A DERBYSHIRE garden consultant and designer who has worked with local community groups and town councils has shared her top tips for making the garden of a new build work for you.
Jo Dyer has more than 20 years’ experience in horticulture and set up her business – Really Useful Gardens – after leaving her job as Head Gardener, where she looked after fourteen acres of organic gardens. She has also re-modelled four of her own gardens as she has moved around the country.
Jo, who prefers to use organic products in her garden, is working with Deer Park, Ripley. She said: “The beauty of a brand-new house is that the garden is a blank canvas. Take your time when thinking about your perfect garden and make it work for you.
“Visit some gardens, look through magazines and online. You might want something low maintenance but that can mean different things to different people.
“Everybody’s garden is different; some are south-facing and others have more shade.
With a new build, you need to improve the soil to successfully grow plants and shrubs so try well-rotted horse manure or chicken pellets forked into your soil to do that.
“Good shrubs to plant in your garden for bio-diversity and to increase wildlife to your garden include Choysia Ternata – an evergreen which has beautiful white flowers in late spring.
“Ribes Sanguiniun – known as a flowering currant – copes well in the shade and has deep pink flowers. It’s such a good workhorse, too.
“Buddleia is good for attracting butterflies to your garden and has flowers in lots of different colours, from purple to white to magenta; there is even one which produces a globe-shaped yellow flower that Bumblebees love.”
Deer Park residents have been making the development more attractive this summer with blooming baskets and tubs.
“Tubs and baskets require a lot more care and attention,” warns Jo, “but you can make them a little less high maintenance by including hardy plants such as lavender; English is more resilient than French. Magnolia Stellata is good, too.
“At this time of year, we’re seeing Helleniums, Rudbeckia and Asters in flower -– those who belong to the daisy family.
“It’s also time to start thinking about planting for 2020. September is when you should be planting daffodil bulbs, snow drops and crocuses, too. Tulips can wait until October but you need to plant them deeper than you do daffodils.”
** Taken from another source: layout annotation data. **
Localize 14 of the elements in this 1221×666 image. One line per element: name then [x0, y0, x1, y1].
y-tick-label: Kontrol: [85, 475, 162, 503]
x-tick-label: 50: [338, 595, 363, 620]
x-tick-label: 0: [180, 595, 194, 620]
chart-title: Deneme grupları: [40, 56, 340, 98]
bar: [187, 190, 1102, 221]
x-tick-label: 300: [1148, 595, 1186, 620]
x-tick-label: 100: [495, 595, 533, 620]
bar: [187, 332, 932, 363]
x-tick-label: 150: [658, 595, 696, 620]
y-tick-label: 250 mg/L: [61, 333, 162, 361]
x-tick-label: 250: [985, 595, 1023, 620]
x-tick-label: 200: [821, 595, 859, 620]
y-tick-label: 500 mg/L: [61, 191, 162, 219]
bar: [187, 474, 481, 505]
All 30 of the three and four-bedroom homes at Deer Park come with a fully turfed lawn as standard.
Jo advises against cutting freshly-laid turf too short for at least 12 months.
“Longer grass collects more dew and so the lawn gets a better watering,” she said.
“Don’t mow your lawn too short for at least a year – and don’t do it too often. A brand-new lawn needs a lot of water if it’s a hot, dry day. Give it a really good soak at the end of the day, leave the hose on the lawn for at least half an hour.
“Your lawn shouldn’t need feeding but, if it is looking patchy, try a seaweed tonic mixed into your watering can. If you see a weed, act quickly.
“The most important thing, though, is to relax and enjoy your garden.”
The Deer Park development, which boasts a turnkey finish and super-fast broadband, provides views across the Amber Valley. It is just minutes away from Sainsbury’s supermarket in Bridle Lane and a short drive into the centre of Ripley and a short walk to St John’s CoE Primary School.
Each Deer Park home features high ceilings, period-style windows, open-plan kitchens, downstairs WCs and built-in storage space. It’s a five-minute drive into the town centre and has good access to the M1 motorway.
The development has recently taken delivery of several colourful planters from Ripley-based Cottage Nurseries, which were on display during their most recent Help2Buy event.